Fold in the ends and fold the material in half the long way again.

Sew around the edges to close the open sides.

Determine where you want your loops and attach what you have just made to the open mat tube. Be sure to loop out the center of the strip you are attaching. If your loop is to be an inch long than the attachment points should only be 1/2 inch apart so the extra material sticks up.

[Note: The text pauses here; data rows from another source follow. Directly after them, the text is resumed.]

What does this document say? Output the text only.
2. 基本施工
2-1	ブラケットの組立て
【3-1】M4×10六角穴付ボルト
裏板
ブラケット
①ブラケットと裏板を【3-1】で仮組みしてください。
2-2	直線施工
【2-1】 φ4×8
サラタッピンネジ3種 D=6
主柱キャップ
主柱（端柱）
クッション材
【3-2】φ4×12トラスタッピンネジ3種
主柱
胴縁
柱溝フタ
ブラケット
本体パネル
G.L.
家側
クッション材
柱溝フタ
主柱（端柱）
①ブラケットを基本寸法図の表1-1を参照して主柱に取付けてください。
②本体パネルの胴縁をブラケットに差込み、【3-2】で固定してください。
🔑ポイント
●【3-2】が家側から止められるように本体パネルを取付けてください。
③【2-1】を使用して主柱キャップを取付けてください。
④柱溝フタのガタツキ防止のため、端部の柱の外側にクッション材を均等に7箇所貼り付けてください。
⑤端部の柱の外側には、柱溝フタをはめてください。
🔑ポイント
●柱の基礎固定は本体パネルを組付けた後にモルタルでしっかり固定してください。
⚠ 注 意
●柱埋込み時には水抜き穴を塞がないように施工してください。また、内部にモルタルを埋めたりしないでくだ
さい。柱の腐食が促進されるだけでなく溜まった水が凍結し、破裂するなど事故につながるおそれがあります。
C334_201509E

Use a box and X pattern when attaching.

Step 15: Add a Splash of Color

Create a stripe of material.

Fold under both edges of the accent material and sew it fast to tube. Be sure that the ends of your accent material will meet up when the tube is sealed.

Step 16: Finish the Tube

Finish the tube by creating a French seam.
Fold the material in half the long way with the outside showing.
Create a seam.
Invert the material and sew a second seam to enclose the first.
Turn the material right side out again.

Step 17: Give the Mat to a Soon to Be Mom

Comments

author
foobear (author)2014-03-06

I love how you used old umbrellas. So cool! Good source of waterproof fabric that you wouldn't ordinarily think of. gives me ideas - thanks

author
Todd Gehris (author)foobear2014-03-06

I was searching online and I guess some umbrellas are made using waterproof fabric. The ones I had were pretty cheap and looked like nylon to me. One was a freebie with a company logo on it. A lot of them are made from polyester too.

author
Todd Gehris (author)foobear2014-03-06

I try not to buy things. :) Be careful of the application. Umbrellas are just nylon, not silnylon. They are water resistant but not water proof. It will wick away water but if left on long enough can soak through. I did see a tutorial online where a person used baby oil(I think) and silicon caulking to make his own silnylon.